Previously, API commissioned a study by Advanced Resources International Inc regarding the proposed standards. API said industry needs an additional 2-3 years to implement the proposed rules, citing a lack of available green completion equipment.
In addition, API asked EPA to avoid a "one-size-fits-all" approach for emissions completions, to allow more time to implement the requirements, and to streamline compliance and recordkeeping requirements (OGJ, Mar. 26, 2012, p. 21).
Under the proposed standards, VOC emissions would be minimized through the use of reduced emissions completions (REC), which simultaneously reduce both VOC and methane emissions.
The proposed rule imposes REC requirements on most unconventional gas wells, and it requests comment on concerns that limited availability of REC equipment could adversely impact drilling and US gas supplies. The proposed rule lists REC equipment as sand traps, surge vessels, separators, and tanks.
EPA estimates a maximum 4,000/year wells use REC out of the 25,000/year of new and existing gas wells involving fracing and recompletions.
NRDC disputes API
David Doniger of the NRDC, said on Apr. 2 that API and other industry groups have presented “bogus figures on cost.” Estimates on REC costs vary widely. EPA estimates REC costs $30,000/well while API estimated REC cost at $180,000/well. API’s estimate came in Nov. 30, 2011, written comments to the EPA.

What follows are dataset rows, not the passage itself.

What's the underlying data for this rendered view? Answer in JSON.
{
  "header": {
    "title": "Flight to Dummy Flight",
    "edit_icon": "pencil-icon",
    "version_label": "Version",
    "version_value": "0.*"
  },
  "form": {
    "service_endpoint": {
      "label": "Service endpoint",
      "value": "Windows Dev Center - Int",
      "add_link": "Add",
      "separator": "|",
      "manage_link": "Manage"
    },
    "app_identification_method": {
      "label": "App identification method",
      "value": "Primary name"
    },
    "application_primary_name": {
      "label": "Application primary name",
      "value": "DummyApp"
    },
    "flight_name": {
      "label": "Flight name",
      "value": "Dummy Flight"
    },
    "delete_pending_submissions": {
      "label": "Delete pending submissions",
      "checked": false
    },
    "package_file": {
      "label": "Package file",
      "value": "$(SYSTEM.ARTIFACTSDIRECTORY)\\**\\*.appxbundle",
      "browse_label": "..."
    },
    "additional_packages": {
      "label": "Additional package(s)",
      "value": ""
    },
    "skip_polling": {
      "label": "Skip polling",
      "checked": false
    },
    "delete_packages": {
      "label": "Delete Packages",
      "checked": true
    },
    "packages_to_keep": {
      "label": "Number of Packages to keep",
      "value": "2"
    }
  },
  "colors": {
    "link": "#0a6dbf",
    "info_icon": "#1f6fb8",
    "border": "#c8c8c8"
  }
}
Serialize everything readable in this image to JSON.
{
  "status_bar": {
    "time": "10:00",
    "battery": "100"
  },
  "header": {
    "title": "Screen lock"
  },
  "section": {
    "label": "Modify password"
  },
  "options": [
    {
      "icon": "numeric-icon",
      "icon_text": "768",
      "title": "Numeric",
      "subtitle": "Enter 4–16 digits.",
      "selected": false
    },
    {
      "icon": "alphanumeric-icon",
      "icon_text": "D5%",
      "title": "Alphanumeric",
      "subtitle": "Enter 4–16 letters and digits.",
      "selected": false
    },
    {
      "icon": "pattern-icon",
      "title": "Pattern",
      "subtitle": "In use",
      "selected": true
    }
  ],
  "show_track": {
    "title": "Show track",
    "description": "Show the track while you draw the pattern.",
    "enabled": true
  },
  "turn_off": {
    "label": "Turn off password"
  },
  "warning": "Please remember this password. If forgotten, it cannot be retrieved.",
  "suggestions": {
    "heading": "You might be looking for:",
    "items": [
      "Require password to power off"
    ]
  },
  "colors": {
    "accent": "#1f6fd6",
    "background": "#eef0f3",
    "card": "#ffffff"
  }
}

A recent NRDC report said oil and gas companies could reduce methane emissions by 80%, an amount worth an estimated $2 billion/year at the average 2011 Henry Hub natural gas price by implementing affordable, available technologies to fix leaks and other waste throughout the production cycle.
NRDC said cost-effective actions could cut total US methane emissions by one third, equivalent to the global warming pollution from more than 50 coal-fired power plants.
NRDC’s report, entitled “Leaking Profits,” discussed 10 technologies that reduce methane emissions from production, processing, and transportation. Harvey Consulting LLC, an independent oil and gas industry, environmental, and regulatory compliance consulting firm prepared the report for NRDC.